Once the seam is sewn, the shoulder seam is pressed toward the back and the facings are folded once again to the inside.


Lastly, the facings are tacked on the inside by hand to the shoulder seam. 


Next (and last) up:  armhole bindings and side seams.

Parting Shot:  Happy.  I was substitute teaching today, and Kiwi was very happy to see me when I came home, rubbing and purring everywhere. 

Saturday, November 05, 2011

Draped Top - Paco Peralta

Preparing the Front and Back

The front and the back need to be prepared before joining them at the shoulder.  I first need to answer Bunny's question from yesterday regarding the upper front.  The portion of the front that has the drape is cut on the bias for a woven and on the straight of grain for a knit.  You can see both sets of grain lines in the photo below.  I cut mine on the bias.



For the front, the upper front and lower front need to be joined.  The upper front has a point, which must be set into the lower front.  The lower front is stay stitched along the stitching line and pivoted at the point, then clipped, as seen below.


 After that the front is set in carefully, stitching along each long edge and pivoting at the point, as you would for any inset corner. 

So far, this is what it looks like:


For the back, the back facing needs to be attached before stitching the shoulder seams.  This is because the front drape is drafted with a self facing, not a separate one.  Because of that, you can not construct the neck facing as one unit and attach it later.  If you're going to use a zipper (I'm not for this version), you need to install it first, then install each side of the back neck facing.

At first, I was going to use a very light colored organza as interfacing, but once I made and finished the back facing unit, I was not happy with it at all.  I ended up cutting a new facing and not using any interfacing, and I think this will be fine.  The back neck is pretty stable between the stay stitching and the seam used to attach the facing.  


Next up: sewing the shoulder seams and finishing the armholes.

Parting Shot:  Sewing.  Now that she's done with the drafting and dyeing, my daughter has to do the sewing on her project.  If she gets it done, and I have permission from her, I show it to you although that might not be for a few months.

Friday, November 04, 2011

Draped Top - Paco Peralta

Pattern and Cutting Notes

I've got the top all cut out and while I was cutting noted a few things about the pattern. 

First, the back is not on a center fold.  A seam will allow for an optional zipper, and a shaped seam fits the curve of the back better than a straight one.

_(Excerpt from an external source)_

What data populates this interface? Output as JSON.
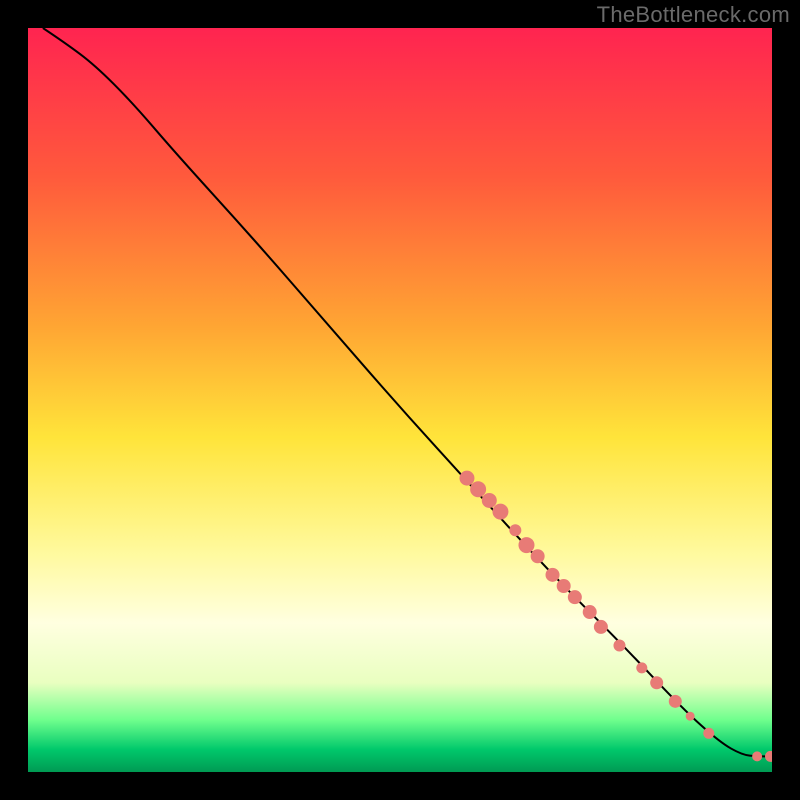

Two, the shoulders are also curved, to better fit the shoulder than a straight seam.


For this version in lace, I've opted to cut the hem right along the scalloped edge of the lace.  To do that, I've folded up the pattern along the indicated hemline and then placed the pattern along the scallops.  I took care to center the back so that when the center back seam is sewn, it will make a continuous scallop all along the back.

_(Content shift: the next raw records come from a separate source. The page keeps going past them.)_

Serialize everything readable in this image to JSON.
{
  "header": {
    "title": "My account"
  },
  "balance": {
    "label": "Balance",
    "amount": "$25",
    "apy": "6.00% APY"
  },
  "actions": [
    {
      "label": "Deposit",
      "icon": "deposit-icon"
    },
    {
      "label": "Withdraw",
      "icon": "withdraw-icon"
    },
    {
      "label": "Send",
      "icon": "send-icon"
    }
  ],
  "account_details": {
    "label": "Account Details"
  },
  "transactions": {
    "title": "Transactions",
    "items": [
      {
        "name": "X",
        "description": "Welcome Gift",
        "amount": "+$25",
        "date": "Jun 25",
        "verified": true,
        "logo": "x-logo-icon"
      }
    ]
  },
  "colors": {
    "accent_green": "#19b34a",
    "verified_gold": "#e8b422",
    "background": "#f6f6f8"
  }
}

You can see the scalloped hem better from this side:



I should be able to work on this tomorrow and finish it up this weekend.  I'm hoping to post the steps, because there is a slightly different but logical construction order.

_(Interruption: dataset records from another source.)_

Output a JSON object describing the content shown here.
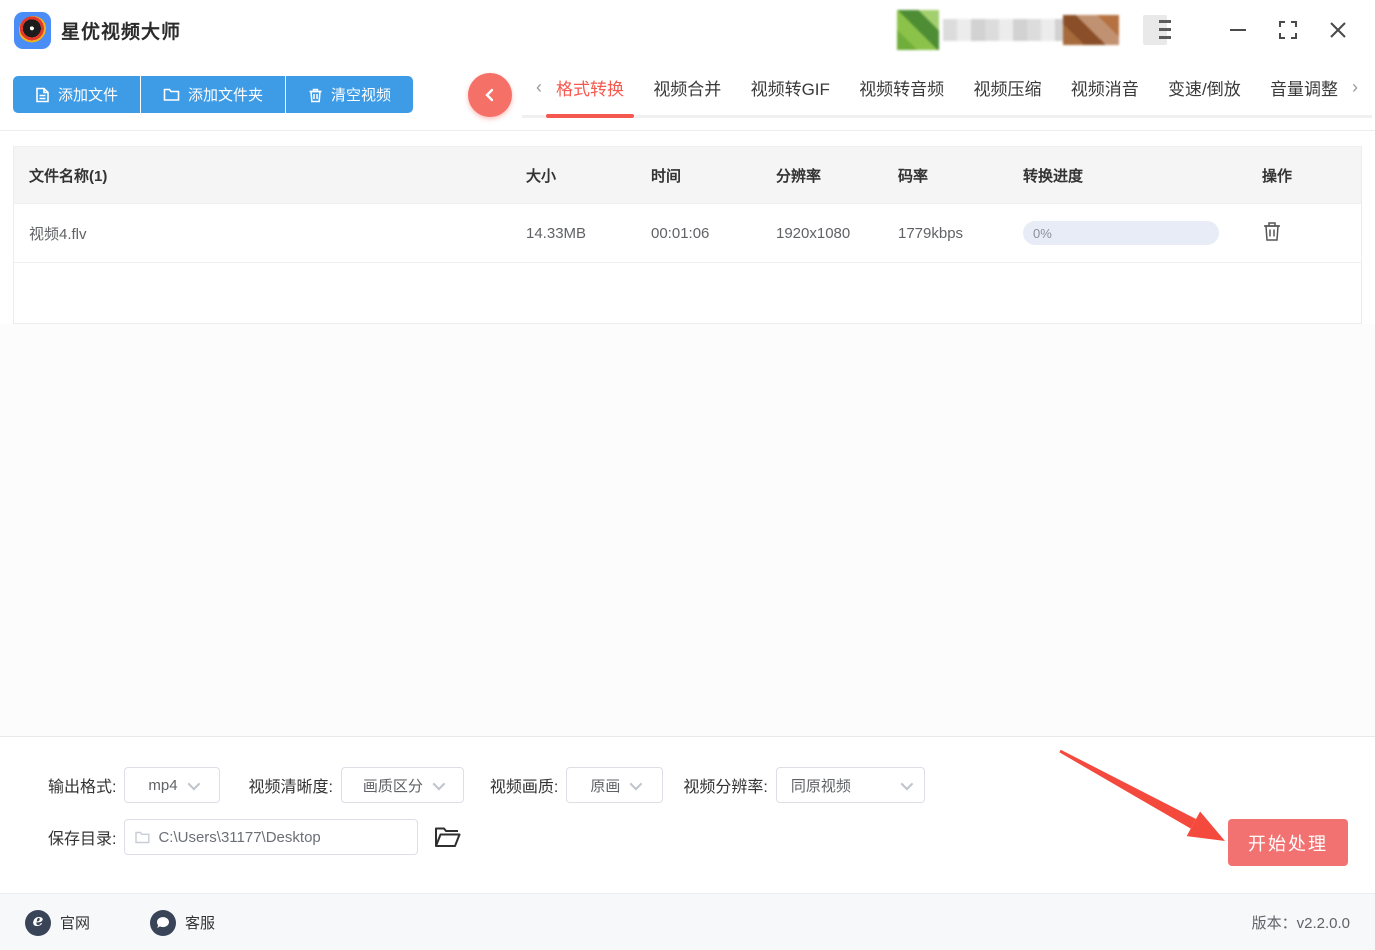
{
  "window": {
    "app_title": "星优视频大师",
    "controls": {
      "minimize": "minimize",
      "maximize": "maximize",
      "close": "close"
    }
  },
  "toolbar": {
    "add_file": "添加文件",
    "add_folder": "添加文件夹",
    "clear_videos": "清空视频"
  },
  "tabs": {
    "scroll_left": "‹",
    "scroll_right": "›",
    "items": [
      {
        "label": "格式转换",
        "active": true
      },
      {
        "label": "视频合并",
        "active": false
      },
      {
        "label": "视频转GIF",
        "active": false
      },
      {
        "label": "视频转音频",
        "active": false
      },
      {
        "label": "视频压缩",
        "active": false
      },
      {
        "label": "视频消音",
        "active": false
      },
      {
        "label": "变速/倒放",
        "active": false
      },
      {
        "label": "音量调整",
        "active": false
      }
    ]
  },
  "table": {
    "headers": [
      "文件名称(1)",
      "大小",
      "时间",
      "分辨率",
      "码率",
      "转换进度",
      "操作"
    ],
    "rows": [
      {
        "name": "视频4.flv",
        "size": "14.33MB",
        "duration": "00:01:06",
        "resolution": "1920x1080",
        "bitrate": "1779kbps",
        "progress_text": "0%",
        "progress_percent": 0
      }
    ]
  },
  "settings": {
    "output_format": {
      "label": "输出格式:",
      "value": "mp4"
    },
    "clarity": {
      "label": "视频清晰度:",
      "value": "画质区分"
    },
    "quality": {
      "label": "视频画质:",
      "value": "原画"
    },
    "resolution": {
      "label": "视频分辨率:",
      "value": "同原视频"
    },
    "save_dir": {
      "label": "保存目录:",
      "value": "C:\\Users\\31177\\Desktop"
    },
    "start_button": "开始处理"
  },
  "footer": {
    "official_site": "官网",
    "support": "客服",
    "version": "版本：v2.2.0.0"
  },
  "colors": {
    "toolbar_blue": "#3e9be5",
    "accent_red": "#f5584e",
    "back_circle_red": "#f57067",
    "start_button_red": "#f27272",
    "arrow_red": "#f4493d",
    "table_header_bg": "#f5f5f5",
    "progress_track": "#e8ecf7",
    "footer_bg": "#f7f8fa",
    "logo_blue": "#4a8df6"
  }
}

Parting Shot:  Muddy.  Today's hike was one of those with a combination of mud, ice and snow.  There was snow at the summits, but at lower elevations there was mud. 

Thursday, November 03, 2011

Draped Top - Paco Peralta

Introduction

I'm back from being busy with everyone's sewing and now I can try out a new pattern I just got from Paco Peralta.  He's done a detailed post on this top with some sewing hints and it doesn't look too hard to make. 


I'm going to make mine in lace and wear it with a matching brown camisole underneath.  I have just enough of this brown lace with gold accents from my fabric collection to make the top.  The key with this pattern is to pick fabrics that drape well, either in knit or woven.  This lace is drapey and not stiff, so I think it will work. 


Parting Shot:  Melting.  Almost all of our snow is gone.  We've had a mild week and now everything is dripping.